By October 15, 2019Feelings, Opinion

Storytelling

By Jing Villamil

DO you still read, or share from your own stocked knowledge, a bedtime story to your child to prepare him or her to sleep? Sadly, in a research made by technology developer TomTom last February, covering 1000 parents with children ages 3 to 10 as subjects, only a third of the number still told stories at bedtime. Most common reasons why not were “fatigue at the end of the day” and “daily commute”.

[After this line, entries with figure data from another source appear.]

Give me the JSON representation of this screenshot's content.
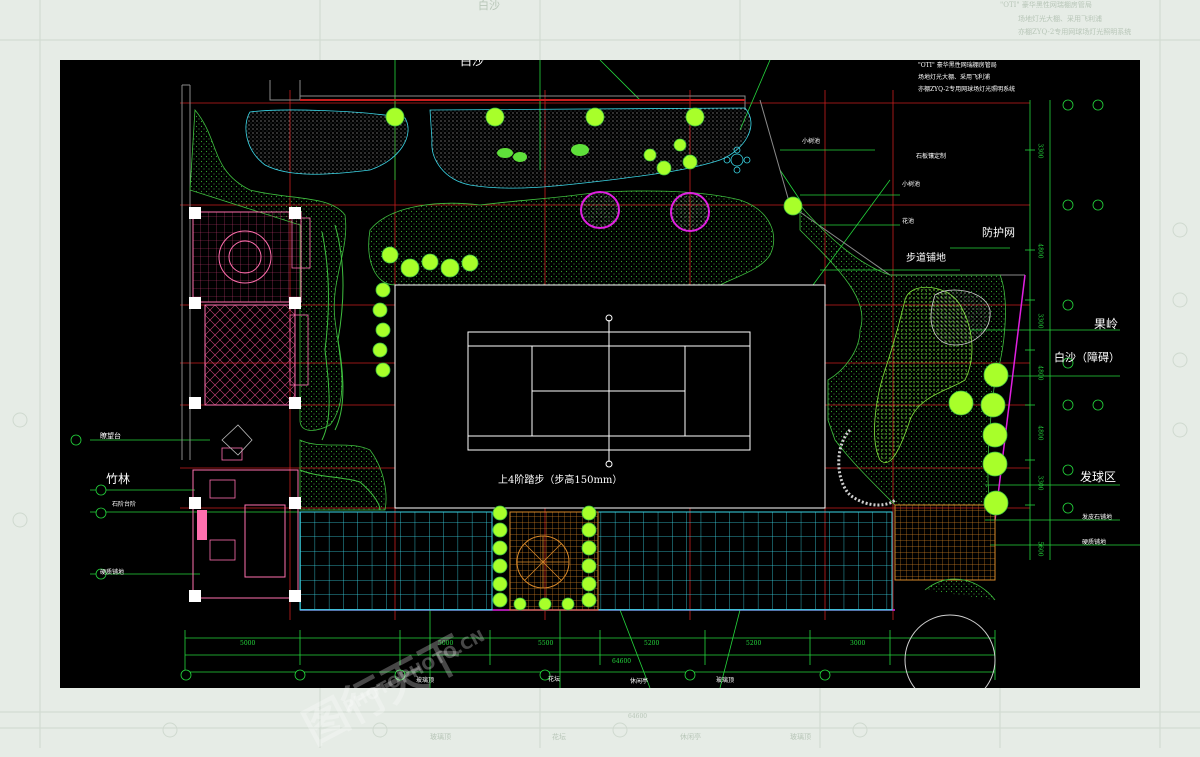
{
  "background_labels": {
    "top_sand": "白沙",
    "note_line1": "\"OTI\" 豪华黑性网瑞棚房管局",
    "note_line2": "场地灯光大棚、采用飞利浦",
    "note_line3": "亦棚ZYQ-2专用网球场灯光照明系统",
    "dim_total": "64600",
    "bottom_1": "玻璃顶",
    "bottom_2": "花坛",
    "bottom_3": "休闲亭",
    "bottom_4": "玻璃顶"
  },
  "plan_labels": {
    "white_sand": "白沙",
    "note_line1": "\"OTI\" 豪华黑性网瑞棚房管局",
    "note_line2": "场地灯光大棚、采用飞利浦",
    "note_line3": "亦棚ZYQ-2专用网球场灯光照明系统",
    "small_pool": "小树池",
    "stone_seat": "石板镶定制",
    "small_pool_2": "小树池",
    "flower_bed": "花池",
    "fence": "防护网",
    "walk_paving": "步道铺地",
    "fruit_ridge": "果岭",
    "white_sand_pebble": "白沙（障碍）",
    "serve_area": "发球区",
    "slate_paving": "发皮石铺地",
    "hard_paving": "硬质铺地",
    "steps": "上4阶踏步（步高150mm）",
    "viewing_deck": "瞭望台",
    "bamboo": "竹林",
    "stone_stair": "石阶台阶",
    "hard_paving_left": "硬质铺地",
    "glass_roof_1": "玻璃顶",
    "planter": "花坛",
    "pavilion": "休闲亭",
    "glass_roof_2": "玻璃顶",
    "dim_total": "64600",
    "dims": [
      "5000",
      "5000",
      "5500",
      "5200",
      "5200",
      "3000"
    ],
    "side_dims": [
      "3300",
      "4800",
      "3300",
      "4800",
      "4800",
      "3300",
      "5600"
    ]
  },
  "watermark": {
    "brand": "图行天下",
    "site": "PHOTOPHOTO.CN"
  },
  "colors": {
    "canvas": "#000000",
    "grid_red": "#c81e1e",
    "dim_green": "#24d63c",
    "lawn_green": "#3fbf3f",
    "court_white": "#ffffff",
    "pool_cyan": "#3ad6e6",
    "building_pink": "#ff6fae",
    "paving_orange": "#d98a2a",
    "tree_yellowgreen": "#a8ff2a",
    "magenta": "#e020e0"
  }
}
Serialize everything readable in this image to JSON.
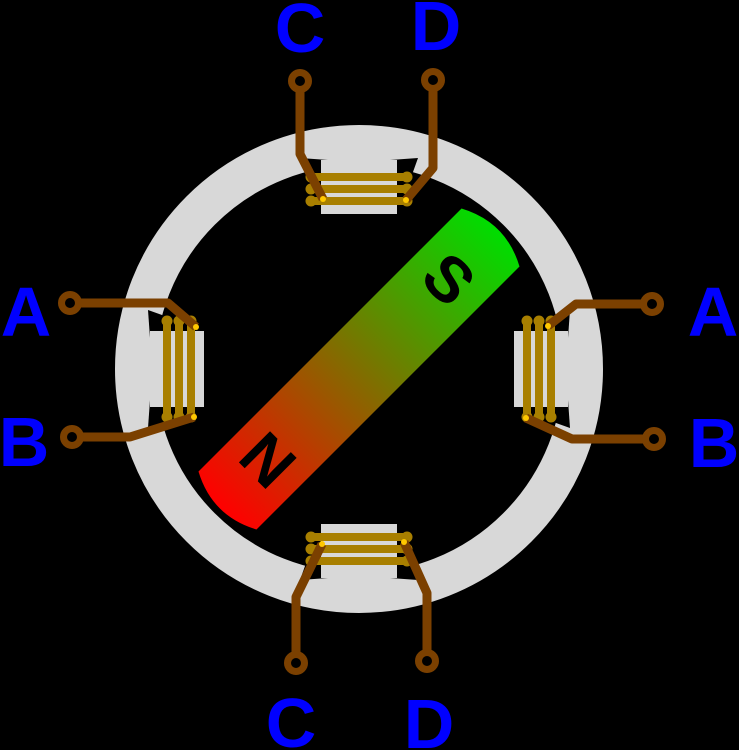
{
  "diagram": {
    "terminal_labels": {
      "top_left": "C",
      "top_right": "D",
      "left_upper": "A",
      "left_lower": "B",
      "right_upper": "A",
      "right_lower": "B",
      "bottom_left": "C",
      "bottom_right": "D"
    },
    "rotor_magnet": {
      "north_pole": "N",
      "south_pole": "S"
    },
    "colors": {
      "background": "#000000",
      "stator_ring": "#d8d8d8",
      "copper_wire": "#7b4000",
      "coil_winding": "#a87f00",
      "junction_dot": "#ffc800",
      "terminal_label": "#0000ff",
      "magnet_north": "#ff0000",
      "magnet_south": "#00dd00",
      "magnet_letter": "#000000"
    }
  }
}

This is a pity, as the bedtime story is a traditional institution in many families all over the world that yields many significant benefits for parents and children alike. Bedtime storytelling as a fixed routine improves the children’s brain development, mastery of language especially verbal, and the skill of thinking along logical lines. It also increases the emotional bond between parent and child. And because children have this strong imitative instinct, the stories and characters act as guides for them to distinguish between “good” and “evil”. And with a parent’s insightful selection, these stories can teach the abstract virtues of sympathy, kindness, unselfishness, self-control, etc. As the children grow older and the theme of these stories are broadened, so are the children’s conception of the lives and feelings of others.

These stories can also be used to introduce and discuss darker subjects as death, illness, peer rejection, bullying, depression, social class distinction and separatism, etc. Words of caution to the parents: stories the children remember with much fondness may turn out to be too cruel and gruesome. So tread cautiously when choosing stories touching on these “dark” themes.

For Little Red Ridinghood and her grandma must probably have been eaten by the fox, if not for the timely modern revision of the script. Dear Rapunzel, Rapunzel was snatched from her Queen Mother by a witch, whom the matured Rapunzel, Rapunzel dropped down her high tower by pretending she was still attached to her longest many-storeyed hair, when in fact, she was no longer.

Cinderella was made a virtual maid in her own home, polishing floors and boots, washing dishes and clothes, for a family she was not even connected to by blood. And until a fairy godmother and her army of animals and plants interceded, Cinderella would still be sniffing cinders with not a glass shoe in sight

And how about Snow White who was so beautifully dumb as to bite unto an apple from a complete stranger so suspiciously unnaturally bent and ugly and truly witchy when she knew she had an evil stepmother who turned into a witch from one scam to another. And she fell for the first witch who just happened to drop by the dwarves’ hut in the forest so far from civilization where she hid on witness protection? Haaaay.

No wonder I would rather sing to the children a lullaby to “lull” them, and me, to sleep: rock-a-bye baby on the treetop . . .

Wait a minute. Why rock-a-bye, why place the baby on a cradle on the treetop?

Had we been singing okay to infanticide since the wind blew, the bough broke a long, long time ago?!